Exhibit 4.2
SECOND SUPPLEMENTAL INDENTURE (this “Supplemental Indenture”), dated as of May 20, 2024 among LPL Holdings, Inc., a Massachusetts corporation (the “Company”), LPL Financial Holdings Inc., a Delaware corporation (the “Parent Guarantor”), and U.S. Bank Trust Company, National Association, a national banking association, as trustee (the “Trustee”).
RECITALS
WHEREAS, the Company and the Parent Guarantor have heretofore executed and delivered to the Trustee an indenture, dated as of November 17, 2023 (the “Indenture”), to provide for the issuance from time to time of the Company’s Securities, to be issued in one or more series as provided in the Indenture, and for the guarantee of the Securities by the Guarantors to the extent described therein.
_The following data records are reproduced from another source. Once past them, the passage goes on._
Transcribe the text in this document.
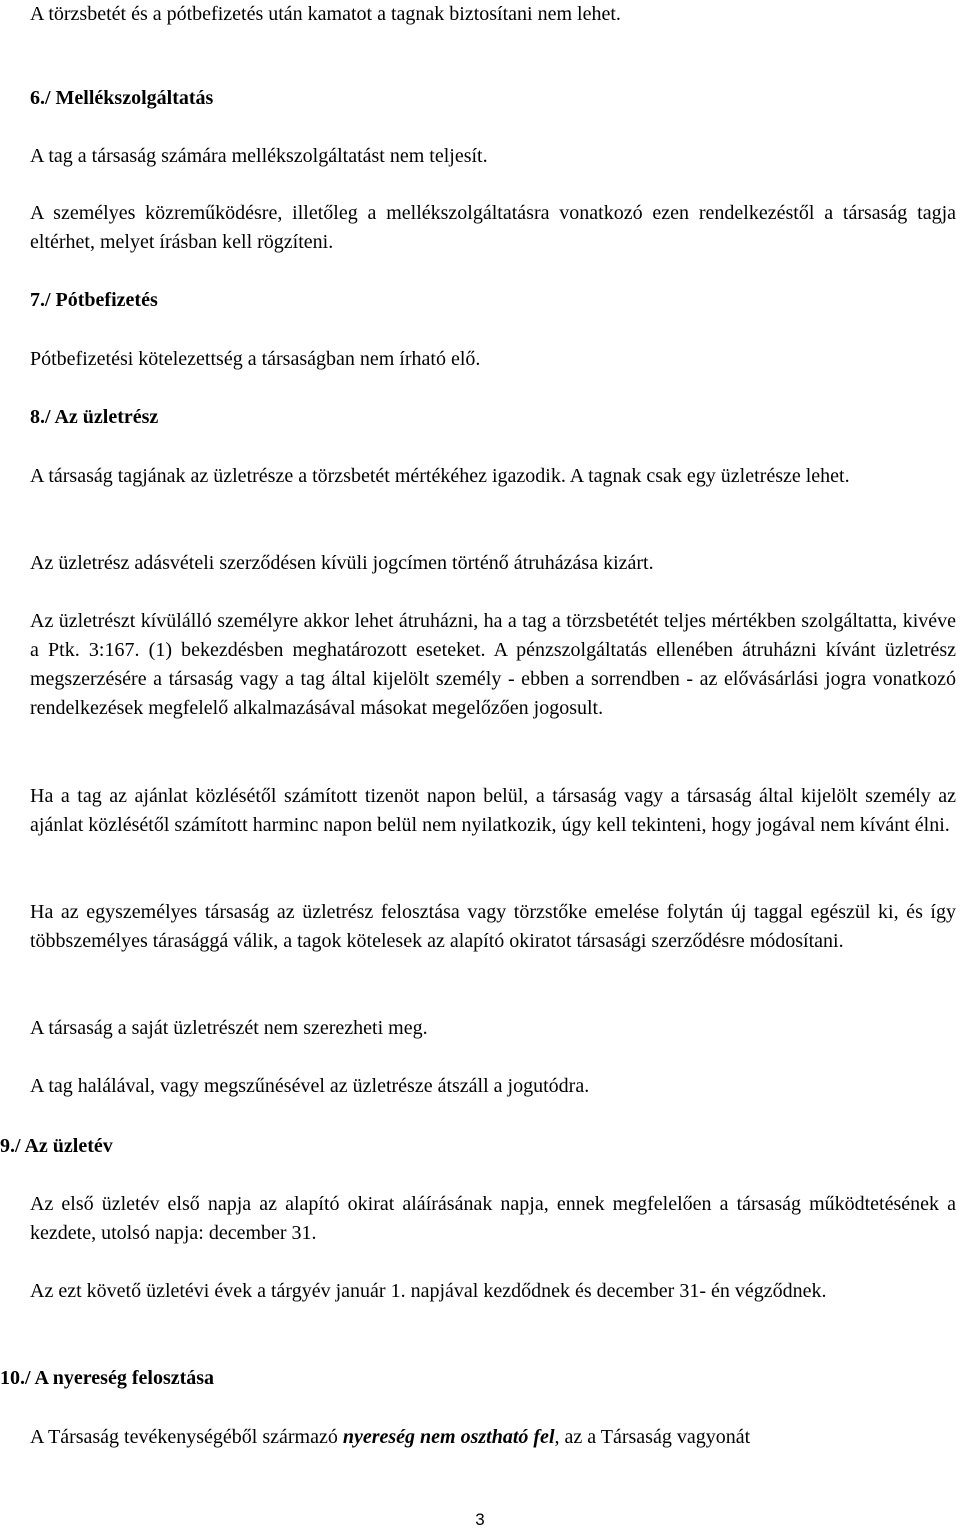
A törzsbetét és a pótbefizetés után kamatot a tagnak biztosítani nem lehet.

6./ Mellékszolgáltatás

A tag a társaság számára mellékszolgáltatást nem teljesít.

A személyes közreműködésre, illetőleg a mellékszolgáltatásra vonatkozó ezen rendelkezéstől a társaság tagja eltérhet, melyet írásban kell rögzíteni.

7./ Pótbefizetés

Pótbefizetési kötelezettség a társaságban nem írható elő.

8./ Az üzletrész

A társaság tagjának az üzletrésze a törzsbetét mértékéhez igazodik. A tagnak csak egy üzletrésze lehet.

Az üzletrész adásvételi szerződésen kívüli jogcímen történő átruházása kizárt.

Az üzletrészt kívülálló személyre akkor lehet átruházni, ha a tag a törzsbetétét teljes mértékben szolgáltatta, kivéve a Ptk. 3:167. (1) bekezdésben meghatározott eseteket. A pénzszolgáltatás ellenében átruházni kívánt üzletrész megszerzésére a társaság vagy a tag által kijelölt személy - ebben a sorrendben - az elővásárlási jogra vonatkozó rendelkezések megfelelő alkalmazásával másokat megelőzően jogosult.

Ha a tag az ajánlat közlésétől számított tizenöt napon belül, a társaság vagy a társaság által kijelölt személy az ajánlat közlésétől számított harminc napon belül nem nyilatkozik, úgy kell tekinteni, hogy jogával nem kívánt élni.

Ha az egyszemélyes társaság az üzletrész felosztása vagy törzstőke emelése folytán új taggal egészül ki, és így többszemélyes tárasággá válik, a tagok kötelesek az alapító okiratot társasági szerződésre módosítani.

A társaság a saját üzletrészét nem szerezheti meg.

A tag halálával, vagy megszűnésével az üzletrésze átszáll a jogutódra.

9./ Az üzletév

Az első üzletév első napja az alapító okirat aláírásának napja, ennek megfelelően a társaság működtetésének a kezdete, utolsó napja: december 31.

Az ezt követő üzletévi évek a tárgyév január 1. napjával kezdődnek és december 31- én végződnek.

10./ A nyereség felosztása

A Társaság tevékenységéből származó nyereség nem osztható fel, az a Társaság vagyonát

3
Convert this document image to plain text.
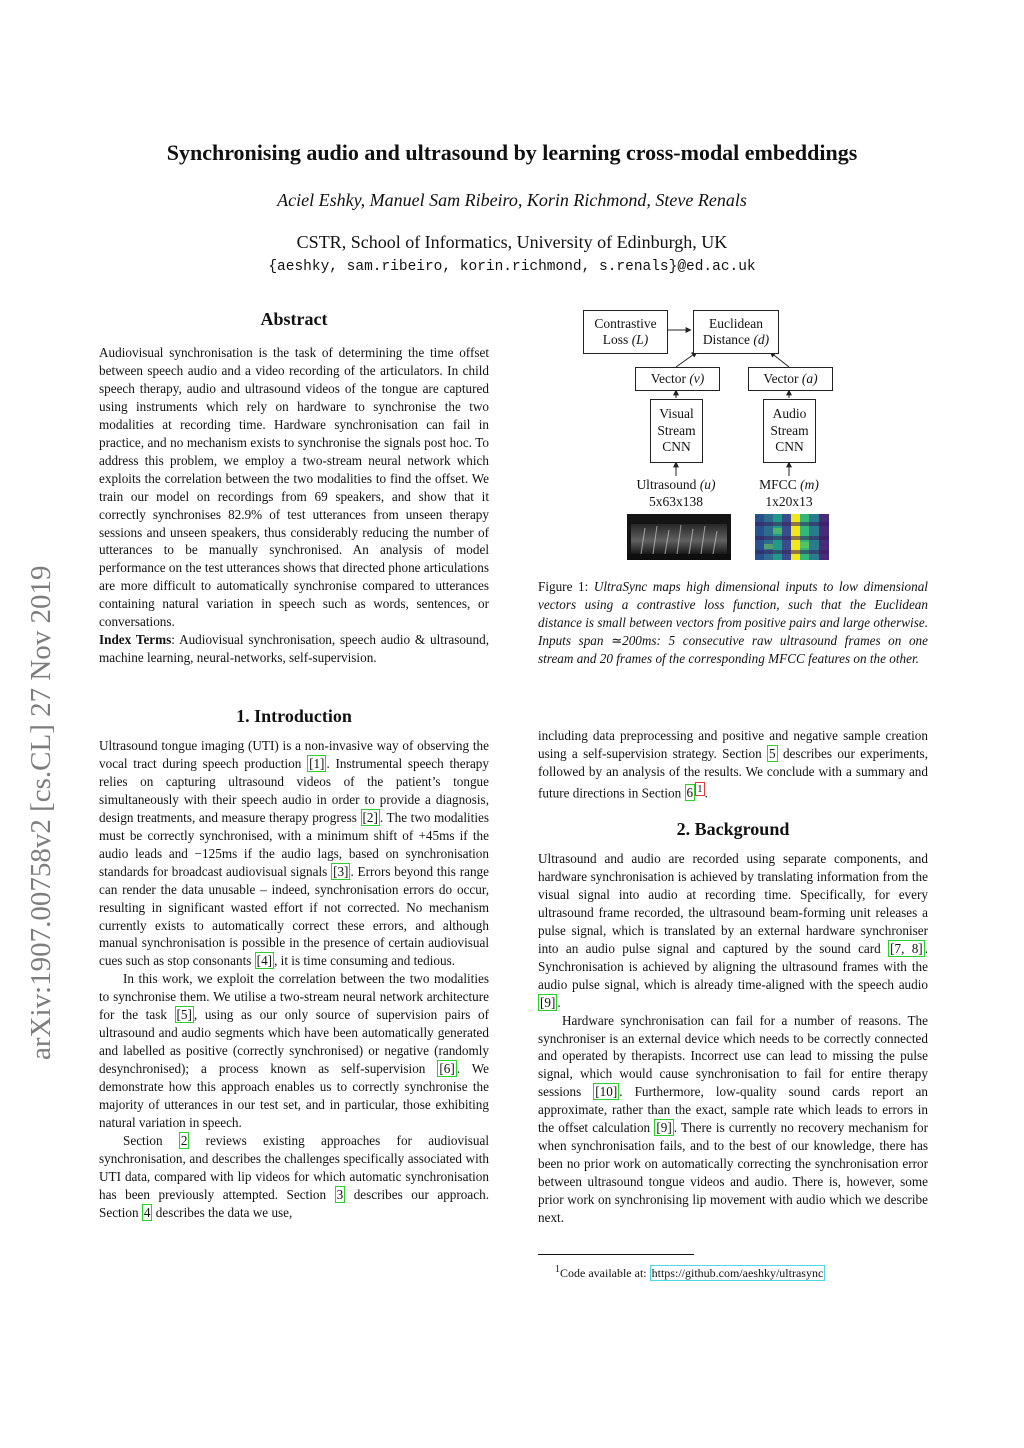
Synchronising audio and ultrasound by learning cross-modal embeddings
Aciel Eshky, Manuel Sam Ribeiro, Korin Richmond, Steve Renals
CSTR, School of Informatics, University of Edinburgh, UK
{aeshky, sam.ribeiro, korin.richmond, s.renals}@ed.ac.uk
arXiv:1907.00758v2 [cs.CL] 27 Nov 2019
Abstract

Audiovisual synchronisation is the task of determining the time offset between speech audio and a video recording of the articulators. In child speech therapy, audio and ultrasound videos of the tongue are captured using instruments which rely on hardware to synchronise the two modalities at recording time. Hardware synchronisation can fail in practice, and no mechanism exists to synchronise the signals post hoc. To address this problem, we employ a two-stream neural network which exploits the correlation between the two modalities to find the offset. We train our model on recordings from 69 speakers, and show that it correctly synchronises 82.9% of test utterances from unseen therapy sessions and unseen speakers, thus considerably reducing the number of utterances to be manually synchronised. An analysis of model performance on the test utterances shows that directed phone articulations are more difficult to automatically synchronise compared to utterances containing natural variation in speech such as words, sentences, or conversations.

Index Terms: Audiovisual synchronisation, speech audio & ultrasound, machine learning, neural-networks, self-supervision.

1. Introduction

Ultrasound tongue imaging (UTI) is a non-invasive way of observing the vocal tract during speech production [1] . Instrumental speech therapy relies on capturing ultrasound videos of the patient’s tongue simultaneously with their speech audio in order to provide a diagnosis, design treatments, and measure therapy progress [2] . The two modalities must be correctly synchronised, with a minimum shift of +45ms if the audio leads and −125ms if the audio lags, based on synchronisation standards for broadcast audiovisual signals [3] . Errors beyond this range can render the data unusable – indeed, synchronisation errors do occur, resulting in significant wasted effort if not corrected. No mechanism currently exists to automatically correct these errors, and although manual synchronisation is possible in the presence of certain audiovisual cues such as stop consonants [4] , it is time consuming and tedious.

In this work, we exploit the correlation between the two modalities to synchronise them. We utilise a two-stream neural network architecture for the task [5] , using as our only source of supervision pairs of ultrasound and audio segments which have been automatically generated and labelled as positive (correctly synchronised) or negative (randomly desynchronised); a process known as self-supervision [6] . We demonstrate how this approach enables us to correctly synchronise the majority of utterances in our test set, and in particular, those exhibiting natural variation in speech.

Section 2 reviews existing approaches for audiovisual synchronisation, and describes the challenges specifically associated with UTI data, compared with lip videos for which automatic synchronisation has been previously attempted. Section 3 describes our approach. Section 4 describes the data we use,

Contrastive
Loss (L)
Euclidean
Distance (d)
Vector (v)	Vector (a)
Visual
Stream
CNN
Audio
Stream
CNN
Ultrasound (u)
5x63x138
MFCC (m)
1x20x13
Figure 1: UltraSync maps high dimensional inputs to low dimensional vectors using a contrastive loss function, such that the Euclidean distance is small between vectors from positive pairs and large otherwise. Inputs span ≃200ms: 5 consecutive raw ultrasound frames on one stream and 20 frames of the corresponding MFCC features on the other.

including data preprocessing and positive and negative sample creation using a self-supervision strategy. Section 5 describes our experiments, followed by an analysis of the results. We conclude with a summary and future directions in Section 6 $^1$ .

2. Background

Ultrasound and audio are recorded using separate components, and hardware synchronisation is achieved by translating information from the visual signal into audio at recording time. Specifically, for every ultrasound frame recorded, the ultrasound beam-forming unit releases a pulse signal, which is translated by an external hardware synchroniser into an audio pulse signal and captured by the sound card [7, 8] . Synchronisation is achieved by aligning the ultrasound frames with the audio pulse signal, which is already time-aligned with the speech audio [9] .

Hardware synchronisation can fail for a number of reasons. The synchroniser is an external device which needs to be correctly connected and operated by therapists. Incorrect use can lead to missing the pulse signal, which would cause synchronisation to fail for entire therapy sessions [10] . Furthermore, low-quality sound cards report an approximate, rather than the exact, sample rate which leads to errors in the offset calculation [9] . There is currently no recovery mechanism for when synchronisation fails, and to the best of our knowledge, there has been no prior work on automatically correcting the synchronisation error between ultrasound tongue videos and audio. There is, however, some prior work on synchronising lip movement with audio which we describe next.

$^1$Code available at: https://github.com/aeshky/ultrasync
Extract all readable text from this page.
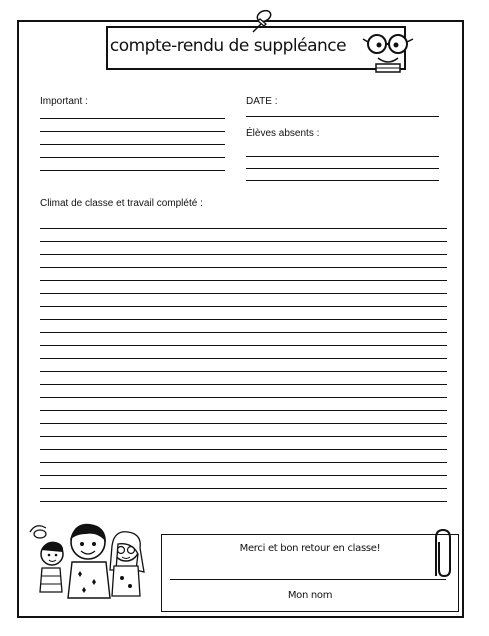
compte-rendu de suppléance
Important :	DATE :
Élèves absents :
Climat de classe et travail complété :
Merci et bon retour en classe!
Mon nom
WHEREAS, Sections 2.1 and 10.1 of the Indenture provide, among other things, that the Company, the Parent Guarantor and the Trustee may, without the consent of the Holders, enter into indentures supplemental to the Indenture to establish the form and terms of Securities of any series and to provide for the issuance of the Notes (as defined below);
WHEREAS, the Company intends by this Supplemental Indenture to create and provide for the issuance of a new series of Securities to be designated as the “5.700% Senior Notes due 2027” (the “Notes”);
WHEREAS, pursuant to Section 10.1(9) of the Indenture, the Company, the Parent Guarantor and the Trustee are authorized to execute and deliver this Supplemental Indenture to amend or supplement the Indenture (as it relates to the Notes), without the consent of any Holder; and
WHEREAS, all things necessary to make the Notes, when executed by the Company and authenticated and delivered by the Trustee, issued upon the terms and subject to the conditions set forth hereinafter and in the Indenture and delivered as provided in the Indenture against payment therefor, valid, binding and legal obligations of the Company and the Parent Guarantor, as applicable, according to their terms, and all actions required to be taken by the Company and the Parent Guarantor under the Indenture to make this Supplemental Indenture a valid, binding and legal agreement of the Company and the Parent Guarantor, have been done.
NOW, THEREFORE, for and in consideration of the premises and the purchase of the Notes by the Holders thereof, the Company, the Parent Guarantor and the Trustee mutually covenant and agree, for the equal and proportionate benefit of all Holders of the Securities or of any series thereof, as follows:
ARTICLE I
Definitions and Incorporation by Reference
Section 1.1.Definitions. (a) All capitalized terms used and not defined herein shall have the meanings ascribed thereto in the Indenture.